"He's just a very, very athletic football player," coach Rotondi said of Abreu. "He plays wide-out for us. He goes up and makes some tremendous one-handed catches, he goes over people's backs. He has that type of athleticism.
"At the next level he could be a tight end, a wide receiver or he could be a defensive end or a linebacker. That's what makes him such a hot recruit, that he can fit into almost anyone's recruiting need, because of his size and his speed and his frame. It seems that almost everyone is recruiting him into what they need.
"He's the type of athlete the coaches that have come through and have seen tape think that he's a hunter on the field at linebacker. He's in the neighborhood of 6-3.5, 220-pounds. He probably runs about a 4.5 He led the team in tackles, he was first-team all-county and second team all-state."
While Abrea excels on the field at many positions, Rotondi thinks his best side of the ball is defense.

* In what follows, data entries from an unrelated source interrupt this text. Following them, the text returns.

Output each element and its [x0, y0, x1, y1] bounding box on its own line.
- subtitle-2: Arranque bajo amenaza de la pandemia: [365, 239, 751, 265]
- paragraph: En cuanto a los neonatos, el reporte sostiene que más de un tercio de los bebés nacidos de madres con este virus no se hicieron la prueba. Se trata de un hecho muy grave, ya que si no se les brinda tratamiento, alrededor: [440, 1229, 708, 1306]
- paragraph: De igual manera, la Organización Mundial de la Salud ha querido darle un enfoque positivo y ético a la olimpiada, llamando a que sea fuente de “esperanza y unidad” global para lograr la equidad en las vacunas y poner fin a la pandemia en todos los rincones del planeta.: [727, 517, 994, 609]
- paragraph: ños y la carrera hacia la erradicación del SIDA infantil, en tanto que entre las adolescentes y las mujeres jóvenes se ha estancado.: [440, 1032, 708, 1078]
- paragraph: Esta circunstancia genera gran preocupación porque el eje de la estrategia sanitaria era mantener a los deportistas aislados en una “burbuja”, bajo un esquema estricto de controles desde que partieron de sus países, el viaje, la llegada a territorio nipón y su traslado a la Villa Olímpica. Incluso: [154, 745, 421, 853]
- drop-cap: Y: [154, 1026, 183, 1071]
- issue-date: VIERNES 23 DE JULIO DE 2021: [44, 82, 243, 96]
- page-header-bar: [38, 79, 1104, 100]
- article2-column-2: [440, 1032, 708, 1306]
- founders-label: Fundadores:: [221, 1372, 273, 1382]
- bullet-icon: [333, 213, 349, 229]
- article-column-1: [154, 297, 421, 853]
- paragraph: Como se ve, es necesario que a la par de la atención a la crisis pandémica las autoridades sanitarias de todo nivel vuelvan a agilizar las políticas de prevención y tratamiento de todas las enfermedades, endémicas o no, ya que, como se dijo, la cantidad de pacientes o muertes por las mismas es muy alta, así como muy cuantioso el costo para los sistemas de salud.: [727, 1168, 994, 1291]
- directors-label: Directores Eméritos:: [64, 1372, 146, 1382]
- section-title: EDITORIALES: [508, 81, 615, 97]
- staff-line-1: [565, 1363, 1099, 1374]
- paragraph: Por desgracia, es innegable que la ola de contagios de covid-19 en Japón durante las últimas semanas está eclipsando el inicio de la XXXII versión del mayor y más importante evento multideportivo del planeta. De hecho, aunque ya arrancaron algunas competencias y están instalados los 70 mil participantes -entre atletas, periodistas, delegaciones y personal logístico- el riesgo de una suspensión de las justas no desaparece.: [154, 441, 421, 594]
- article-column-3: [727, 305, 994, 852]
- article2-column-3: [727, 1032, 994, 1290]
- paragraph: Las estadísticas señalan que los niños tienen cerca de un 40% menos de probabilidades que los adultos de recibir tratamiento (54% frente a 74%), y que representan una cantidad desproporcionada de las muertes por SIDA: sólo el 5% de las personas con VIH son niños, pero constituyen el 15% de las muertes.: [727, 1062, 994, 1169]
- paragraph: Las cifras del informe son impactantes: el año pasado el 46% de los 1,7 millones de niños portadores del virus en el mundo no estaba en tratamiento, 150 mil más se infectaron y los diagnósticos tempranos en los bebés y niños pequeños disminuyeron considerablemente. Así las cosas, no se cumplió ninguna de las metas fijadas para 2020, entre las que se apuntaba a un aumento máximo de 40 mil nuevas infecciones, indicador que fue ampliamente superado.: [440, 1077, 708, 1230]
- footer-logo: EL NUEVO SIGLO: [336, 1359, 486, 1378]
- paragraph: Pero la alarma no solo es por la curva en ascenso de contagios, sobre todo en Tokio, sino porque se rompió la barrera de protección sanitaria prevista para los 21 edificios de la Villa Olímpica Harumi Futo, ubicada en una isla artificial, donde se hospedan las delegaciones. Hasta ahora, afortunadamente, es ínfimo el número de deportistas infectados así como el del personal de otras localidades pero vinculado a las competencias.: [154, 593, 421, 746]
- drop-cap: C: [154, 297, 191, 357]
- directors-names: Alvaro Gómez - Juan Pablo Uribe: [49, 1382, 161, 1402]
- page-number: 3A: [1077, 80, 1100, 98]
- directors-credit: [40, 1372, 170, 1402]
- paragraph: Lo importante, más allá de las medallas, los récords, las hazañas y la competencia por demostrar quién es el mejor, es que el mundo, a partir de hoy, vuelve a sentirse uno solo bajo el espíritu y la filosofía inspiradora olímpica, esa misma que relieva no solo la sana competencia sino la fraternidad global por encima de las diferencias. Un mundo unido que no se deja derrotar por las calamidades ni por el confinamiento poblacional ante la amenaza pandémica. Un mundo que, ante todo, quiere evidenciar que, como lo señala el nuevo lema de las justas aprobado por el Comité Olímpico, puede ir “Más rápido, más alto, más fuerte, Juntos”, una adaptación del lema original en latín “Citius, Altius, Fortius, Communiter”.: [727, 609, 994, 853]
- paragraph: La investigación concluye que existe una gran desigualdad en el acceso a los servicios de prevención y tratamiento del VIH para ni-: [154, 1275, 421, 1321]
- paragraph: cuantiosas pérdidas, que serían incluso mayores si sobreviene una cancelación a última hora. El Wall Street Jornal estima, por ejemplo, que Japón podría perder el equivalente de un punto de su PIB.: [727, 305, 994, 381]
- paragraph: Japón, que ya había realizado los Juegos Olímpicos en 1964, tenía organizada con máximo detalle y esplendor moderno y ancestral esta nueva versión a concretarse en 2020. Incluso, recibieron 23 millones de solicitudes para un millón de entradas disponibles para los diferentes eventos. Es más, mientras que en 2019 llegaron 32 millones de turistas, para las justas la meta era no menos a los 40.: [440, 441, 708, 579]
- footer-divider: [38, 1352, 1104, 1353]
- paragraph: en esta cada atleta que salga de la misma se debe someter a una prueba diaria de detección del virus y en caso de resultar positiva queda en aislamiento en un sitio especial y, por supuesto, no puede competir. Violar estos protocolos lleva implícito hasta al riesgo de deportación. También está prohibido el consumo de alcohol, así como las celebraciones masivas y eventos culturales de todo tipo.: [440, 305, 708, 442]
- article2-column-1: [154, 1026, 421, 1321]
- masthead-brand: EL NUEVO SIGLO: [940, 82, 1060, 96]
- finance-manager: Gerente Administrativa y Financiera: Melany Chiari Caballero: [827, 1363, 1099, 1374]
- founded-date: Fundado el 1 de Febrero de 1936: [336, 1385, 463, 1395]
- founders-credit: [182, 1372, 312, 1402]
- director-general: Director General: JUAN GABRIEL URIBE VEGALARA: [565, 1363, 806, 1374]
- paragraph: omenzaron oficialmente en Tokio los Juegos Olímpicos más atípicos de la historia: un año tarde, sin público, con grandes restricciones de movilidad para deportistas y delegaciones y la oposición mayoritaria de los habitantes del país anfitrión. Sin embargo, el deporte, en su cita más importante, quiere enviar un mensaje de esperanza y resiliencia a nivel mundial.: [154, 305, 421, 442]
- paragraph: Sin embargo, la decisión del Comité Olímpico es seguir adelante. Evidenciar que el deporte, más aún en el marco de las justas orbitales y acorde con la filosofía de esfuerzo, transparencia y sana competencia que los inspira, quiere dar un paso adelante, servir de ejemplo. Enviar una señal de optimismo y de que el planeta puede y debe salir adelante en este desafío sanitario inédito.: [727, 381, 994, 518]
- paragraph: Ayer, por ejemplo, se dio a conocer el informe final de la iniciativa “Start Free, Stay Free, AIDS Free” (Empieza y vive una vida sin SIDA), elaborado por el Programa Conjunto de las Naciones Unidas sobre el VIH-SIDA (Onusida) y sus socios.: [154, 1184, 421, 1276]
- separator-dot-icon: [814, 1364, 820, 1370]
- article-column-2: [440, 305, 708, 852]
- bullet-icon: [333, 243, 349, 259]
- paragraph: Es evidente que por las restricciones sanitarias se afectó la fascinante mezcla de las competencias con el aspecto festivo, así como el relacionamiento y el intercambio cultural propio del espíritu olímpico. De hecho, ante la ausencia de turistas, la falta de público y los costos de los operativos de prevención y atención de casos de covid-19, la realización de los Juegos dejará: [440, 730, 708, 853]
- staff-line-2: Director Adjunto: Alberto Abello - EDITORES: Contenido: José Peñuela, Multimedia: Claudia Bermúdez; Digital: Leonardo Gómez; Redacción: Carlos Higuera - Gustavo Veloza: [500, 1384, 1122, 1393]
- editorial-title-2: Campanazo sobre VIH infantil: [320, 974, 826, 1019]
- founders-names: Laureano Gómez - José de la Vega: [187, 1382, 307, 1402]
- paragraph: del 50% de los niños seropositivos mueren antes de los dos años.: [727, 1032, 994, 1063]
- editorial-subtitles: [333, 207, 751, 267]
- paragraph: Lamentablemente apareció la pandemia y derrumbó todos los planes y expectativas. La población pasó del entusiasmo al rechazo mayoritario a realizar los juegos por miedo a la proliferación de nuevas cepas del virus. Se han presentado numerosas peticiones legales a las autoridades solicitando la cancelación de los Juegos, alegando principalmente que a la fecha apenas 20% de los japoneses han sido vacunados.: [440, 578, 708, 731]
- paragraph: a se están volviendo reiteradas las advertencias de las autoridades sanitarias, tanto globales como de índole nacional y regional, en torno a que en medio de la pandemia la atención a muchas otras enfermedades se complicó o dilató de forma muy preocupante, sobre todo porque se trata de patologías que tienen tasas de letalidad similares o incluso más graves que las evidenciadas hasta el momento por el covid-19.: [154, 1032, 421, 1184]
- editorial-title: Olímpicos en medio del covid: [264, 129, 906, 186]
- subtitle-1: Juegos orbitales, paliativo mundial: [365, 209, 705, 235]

"As far as what his best position is, he's a tremendous linebacker," Rotondi said. "He hits with velocity; he has tremendous closing speed. You see on tape that he's back in a short zone, there's secondary contain and he sees an opening where he'll blow through and make a sack. He led the team with six sacks from the linebacker position."On defense he had 85 tackles, six sacks, two fumble recoveries, an interception and blocked three kicks," coach Rotondi said. "There's a marked difference with our defense when he's not on the field. He calls our signals and has done that for two years now."
With Abreu already having the size as a junior to play linebacker at the college level, one would expect that he would grow into a college defensive end.
"Sure, I could see that," coach Rotondi said. "I don't know if they wouldn't want him to get up to 240 pounds and still play linebacker because he's that athletic. To be honest with you, if he gets much above that you're talking about moving him over to tight end and having a 260-pound tight end, because he's so athletic."
Not only is Abreu a fantastic athlete, but he might actually be a better person off the field.
"The kid, as a person, is one of the nicest kids that I have coached," Rontondi said of Abreu's off the field demeanor. "He's a super kid to coach. He's personable, nice, and modest. He's well liked in the school by everybody – everybody."
"He definitely plays with a mean streak, but he knows when to turn it on and turn it off," Rotondi added. "He's very polite and handles himself as a gentleman when he's in the building, so the teachers assume that he's a gentle giant, when he gets on the field he's anything but a gentleman."
Rotondi beams about his standout athlete now, but all the mail from college recruiters is starting to put a strain the coach's back.
"Florida, Michigan State, Alabama, Mississippi, Michigan, you name it, he gets a ton of mail every day," coach Rotondi commented. "He's got boxes and boxes of boxes of mail.
"There have been some schools that have been in already; Maryland, West Virginia and Rutgers, who have already offered. Boston College and Michigan State have also been in. We expect that he'll be a blue-chip 30 or 40 offer guy."
Rotondi said that Notre had not been through to talk to him about Abreu, but he said that the Irish staff does know about him.
"They have been in touch and we sent out a film," coach Rotondi said of Notre Dame's interest in Abreu. "Generally the top-flight schools will get back with you in January when they get their recruiting classes set, so I expect them back in January. "
Rotondi is also aware of the New Jersey roots some of the Irish coaches have.
"Of course coach Weis," he said of the New Jersey connections on Notre Dame's staff. "Rob Ianello, the recruiting coordinator is from our area, He recruited Rashard Casey when I was at Hoboken. That's where I know him from.
"Bernie Parmalee, he's from my county. I remember him playing here. He's a legendary name in Hudson County. He played at Lincoln high school and we played them every year."